Jean Ross, executive director of the California Budget Project, an independent nonprofit that analyzes state fiscal policy, said it was tough to estimate how extensive the cuts might be to San Francisco nonprofits. She said health and human services, education and the arts have been cut drastically in the past.
“We really are in uncharted territory,” she said. “The gap is so big … History may not be the best predictor of the future.”
Last week, Gov. Schwarzenegger proposed a 10 percent cut to every state agency. These agencies often fund departments at the county level, which in turn contract with nonprofits like Dolores Street Community Services and the Mission Neighborhood Health Center.
Rather than wait for the worst, Mario Paz at Good Samaritan has tried to find ways to cut back on operating expenses. Switching janitorial services cut costs by 30 percent, saving $100 a month. And installing compact fluorescent light bulbs and spotting other ways to conserve energy reduced the Pacific Gas & Electric bill by 25 percent.
So far he’s retained all his staff, though a few people have taken a voluntary reduction in hours. No services have been curtailed.
“We worked really hard this year to cut where we can … preparing for the worst,” he said.
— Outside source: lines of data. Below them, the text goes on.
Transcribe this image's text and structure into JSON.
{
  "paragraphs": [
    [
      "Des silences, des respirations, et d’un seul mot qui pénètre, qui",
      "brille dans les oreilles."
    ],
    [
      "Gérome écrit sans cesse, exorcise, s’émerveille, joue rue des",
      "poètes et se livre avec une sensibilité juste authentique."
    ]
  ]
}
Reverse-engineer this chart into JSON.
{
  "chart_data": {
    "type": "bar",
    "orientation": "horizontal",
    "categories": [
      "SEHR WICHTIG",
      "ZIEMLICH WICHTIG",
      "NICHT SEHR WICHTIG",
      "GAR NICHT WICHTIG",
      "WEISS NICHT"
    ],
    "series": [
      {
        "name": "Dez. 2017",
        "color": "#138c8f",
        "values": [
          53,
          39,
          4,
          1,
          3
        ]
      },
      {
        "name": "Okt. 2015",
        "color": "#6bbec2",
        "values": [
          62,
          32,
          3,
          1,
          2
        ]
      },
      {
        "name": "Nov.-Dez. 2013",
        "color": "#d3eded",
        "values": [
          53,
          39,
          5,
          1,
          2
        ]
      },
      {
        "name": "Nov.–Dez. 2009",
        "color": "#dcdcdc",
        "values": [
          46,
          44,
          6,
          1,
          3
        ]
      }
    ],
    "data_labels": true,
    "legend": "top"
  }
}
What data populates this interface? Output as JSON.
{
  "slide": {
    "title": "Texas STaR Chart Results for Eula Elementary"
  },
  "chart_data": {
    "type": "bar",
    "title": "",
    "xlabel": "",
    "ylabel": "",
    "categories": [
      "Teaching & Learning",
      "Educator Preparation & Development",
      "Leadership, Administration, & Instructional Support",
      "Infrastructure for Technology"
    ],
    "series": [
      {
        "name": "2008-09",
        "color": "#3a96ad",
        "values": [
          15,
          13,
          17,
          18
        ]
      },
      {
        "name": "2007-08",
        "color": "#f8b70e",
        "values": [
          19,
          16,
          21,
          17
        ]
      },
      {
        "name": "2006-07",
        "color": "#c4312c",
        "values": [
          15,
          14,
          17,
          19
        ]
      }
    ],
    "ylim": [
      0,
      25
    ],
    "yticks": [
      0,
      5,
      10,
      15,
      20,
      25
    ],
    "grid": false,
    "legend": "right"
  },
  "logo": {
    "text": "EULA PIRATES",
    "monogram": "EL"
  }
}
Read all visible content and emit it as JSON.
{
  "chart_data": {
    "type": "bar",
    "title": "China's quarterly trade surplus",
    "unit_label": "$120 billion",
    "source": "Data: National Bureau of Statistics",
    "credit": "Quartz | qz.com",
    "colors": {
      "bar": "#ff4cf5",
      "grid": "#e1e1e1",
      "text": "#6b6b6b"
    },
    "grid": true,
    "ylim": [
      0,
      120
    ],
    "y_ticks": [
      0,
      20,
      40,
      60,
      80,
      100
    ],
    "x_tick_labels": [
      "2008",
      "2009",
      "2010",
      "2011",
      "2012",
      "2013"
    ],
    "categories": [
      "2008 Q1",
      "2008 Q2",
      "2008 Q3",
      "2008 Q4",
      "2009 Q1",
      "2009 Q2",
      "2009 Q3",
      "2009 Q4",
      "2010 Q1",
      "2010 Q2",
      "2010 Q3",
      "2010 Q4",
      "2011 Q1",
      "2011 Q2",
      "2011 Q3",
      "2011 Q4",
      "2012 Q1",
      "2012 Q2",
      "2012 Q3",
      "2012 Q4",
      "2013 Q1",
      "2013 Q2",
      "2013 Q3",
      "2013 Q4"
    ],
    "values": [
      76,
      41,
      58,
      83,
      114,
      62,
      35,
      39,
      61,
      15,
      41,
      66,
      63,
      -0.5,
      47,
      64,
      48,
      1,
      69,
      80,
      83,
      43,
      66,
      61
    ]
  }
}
Paz also reduced his year-end fundraising projections and convinced his board to make more personalized appeals to donors. As of late December, these efforts seemed to have paid off. Fundraising was lower than he projected in early 2008, but still on par with the previous year.
Mission Graduates was less fortunate. Jeff Feinman, the organization’s executive director, estimated that individual donations were down 20-25 percent for the year. These make up only a small portion of his budget but are a bellwether for larger fundraising initiatives. Like Paz, some foundations had already written to tell him he should expect less in 2009.
Feinman wanted to add a high school tutoring program this year. Currently his organization tutors 270 elementary and middle school students. At the high school level, the organization offers guidance counseling to about 60 students.
Mission Graduates helps neighborhood youth prepare for college through both of these programs, as well as outdoor leadership classes and a sex education and teen pregnancy prevention program.
Feinman is also delaying hiring a part-time development director and deferring a move to a larger office space. “A lot of those things we’re going to have to put the brakes on,” he said.
St. Peter’s Housing Committee met its modest fundraising goals for the year but was cutting back on staff hours, according to Mariana Vitturo, one of the organization’s co-directors. When a full-time caseworker left, they decided to replace the person with a part-time employee who works 20 hours a week, she said.
Melba Maldonado, executive director at La Raza Community Resource Center, which helps Latino immigrants, struck a more combative tone. Fearing a divisive budget fight this spring, she said she’d advocate in Sacramento and at city hall for her government-funded programs. If that doesn’t work, she added, “We’ll be selling tamales, just to make sure our doors stay open.”